Design Projects: Information You Should Provide Your Designer
Clear information and direction are vital to a design project's success. Defining your objectives, target audience and your optimum results will enable a designer to meet your needs and overcome challenges effectively.
It is best to provide a thorough brief that sketches out the task at hand. However, when clients have a vague goal or an incomplete brief, it is the designer's responsibility to lead and to get the required information. Whether you are the client or the designer, here is what should be covered:
1. Scope
What is the project? What is the budget? What are the deliverables? Will the images and copy be supplied? What is the timeframe?
Communicating these important information at the start of the process gives the designer a framework and enables him or her to clearly define the visual problem and devise solutions.
We have been working on our annual online holiday card. In this case, the budget is essentially zero because we produce it internally. The goal is to wish our clients and prospects the best for the season but also to illustrate our range of digital capabilities and creativity. Although we started early, we know we have to complete all revisions by early December. In this case, after Kelly, Unmana and I brainstormed the concept, Kelly provided the copy and some images she researched. Taking this input, I am working with the Affinity Express Interactive Team to execute the design and ensure we meet the deadline. At every stage, I ask myself if we are getting closer to meeting the goal and showing what our company is capable of. This helps me to lead others effectively and give constructive feedback.
2. Project objective
What are the objectives of this project? What response do you want to elicit? What impression should your audience be left with? Sometimes marketing efforts are focused on increasing awareness and, even more often, they want to drive lead generation and sales. Having a clear purpose will help your designer to craft his or her creative approach.
Sometimes, when the sales team is focused on a specific company, I develop custom artwork and images to showcase our creativity and expertise in a way that is unique to the prospect. With a major cosmetics company, I researched their branding and advertising. Ultimately, I came up with a design (above) that used our logo as if it were an eye shadow pallet—tying our business to that of the prospect in an interesting way to get initial attention that starts a conversation.
3. Target market
Who is your primary audience? What are the gender, age, education, lifestyle and preferences of your target audience?
These details help designers determine the type of visual imagery they will create.
Affinity Express serves retailers, multi-media publishers and other companies that support small- to medium-sized businesses. When we recently created a brochure to communicate the range of print and interactive services we provide for retailers, I researched appropriate images and samples that would show our expertise. This had to be very specific to the sub-categories of retailers we serve and cover circulars, coupons, emails, QR codes, landing pages, mobile-optimized sites and more. If I wasn't told anything about our target market and their challenges, I might have picked the wrong product samples and caused a disconnect for sales with their prospects or even prevented them from getting meetings.
4. Branding
According to Walter Landor, founder of Landor Associates, "Products are made in the factory, brands are made in mind." Talk to your designer about the attitude and individuality of your brand. Provide guidelines on standards your designer must adhere to and avoid. It will be helpful to show the materials you are currently using—to give him or her an idea of what you like.
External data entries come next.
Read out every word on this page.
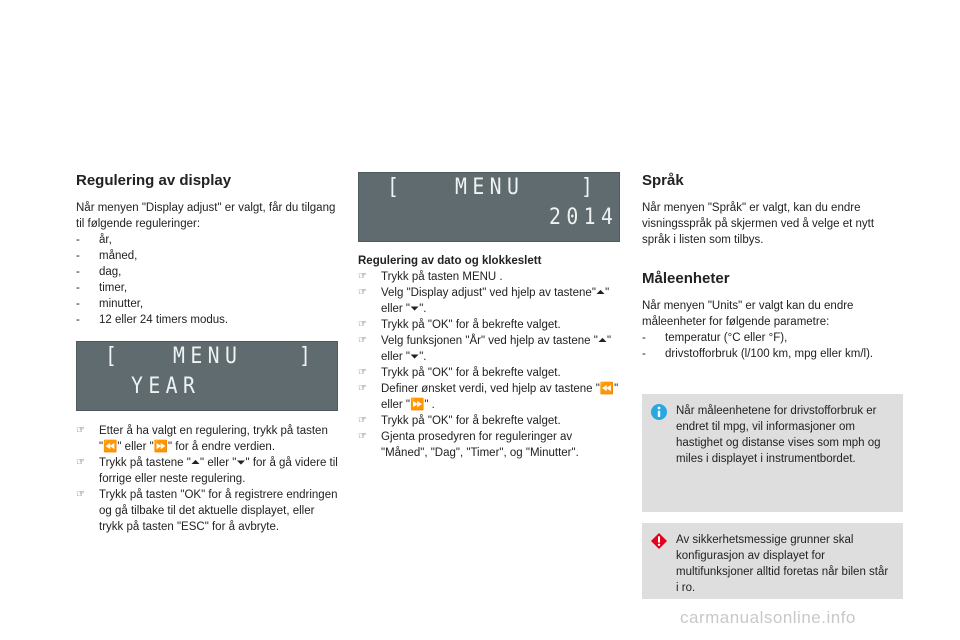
Regulering av display

Når menyen "Display adjust" er valgt, får du tilgang til følgende reguleringer:

- år,
- måned,
- dag,
- timer,
- minutter,
- 12 eller 24 timers modus.
[ MENU	]
YEAR
☞ Etter å ha valgt en regulering, trykk på tasten "⏪" eller "⏩" for å endre verdien.
☞ Trykk på tastene "⏶" eller "⏷" for å gå videre til forrige eller neste regulering.
☞ Trykk på tasten "OK" for å registrere endringen og gå tilbake til det aktuelle displayet, eller trykk på tasten "ESC" for å avbryte.
[ MENU	]
2014

Regulering av dato og klokkeslett

☞ Trykk på tasten MENU .
☞ Velg "Display adjust" ved hjelp av tastene"⏶" eller "⏷".
☞ Trykk på "OK" for å bekrefte valget.
☞ Velg funksjonen "År" ved hjelp av tastene "⏶" eller "⏷".
☞ Trykk på "OK" for å bekrefte valget.
☞ Definer ønsket verdi, ved hjelp av tastene "⏪" eller "⏩" .
☞ Trykk på "OK" for å bekrefte valget.
☞ Gjenta prosedyren for reguleringer av "Måned", "Dag", "Timer", og "Minutter".
Språk

Når menyen "Språk" er valgt, kan du endre visningsspråk på skjermen ved å velge et nytt språk i listen som tilbys.

Måleenheter

Når menyen "Units" er valgt kan du endre måleenheter for følgende parametre:

- temperatur (°C eller °F),
- drivstofforbruk (l/100 km, mpg eller km/l).

Når måleenhetene for drivstofforbruk er endret til mpg, vil informasjoner om hastighet og distanse vises som mph og miles i displayet i instrumentbordet.

Av sikkerhetsmessige grunner skal konfigurasjon av displayet for multifunksjoner alltid foretas når bilen står i ro.

carmanualsonline.info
If your company does not currently have corporate branding guidelines, or in addition to them, provide design samples that inspire you (e.g., colors, font, images, graphic elements, etc.). When you let your designer know your taste, he or she will get closer to producing what you've envisioned.
For example, Kelly will often ask me to format and enhance PowerPoint presentations that are compiled by our salespeople so they not only convey the important messages but also showcase our skills in design. She edits the content first and will point out any branding non-conformities to me. Then we work to decide what types of images will get our points across when we are addressing business to business topics, rather than using old, overused stock images.
5. Specific properties
Amid all the above, don't forget to share specifics. Is it low-resolution because it is for web? Or should it be high-resolution because it is a print ad? What should the size of the design be, and the orientation (landscape or portrait)? Forgetting to provide these details might cost you unnecessary time and money in revisions.
In my previous job, when I supervised a photo shoot for our bank collateral, I made sure that the photographer provided many options and the framing wasn't too tight so it might be rendered on different products such as flyer, brochure, print ad and presentations. This saved me a lot of trouble when my boss decided to use the same photos on a different set of collateral.
Communicating all of this information from the start can make a major difference in helping you to get projects done faster and at a lower cost (as revisions can get expensive with external and internal resources). You can rely on designers for creativity and insight and, sometimes, you will get an outcome you love but couldn't possibly have envisioned. But designers can't read your mind, so you increase your chances of success by arming them with as much detail and reference material as possible.
If you are a designer, what inputs are most helpful to you? If you are a client, have you gotten designs that went beyond your wildest dreams and, if so, what did you do that resulted in this outcome?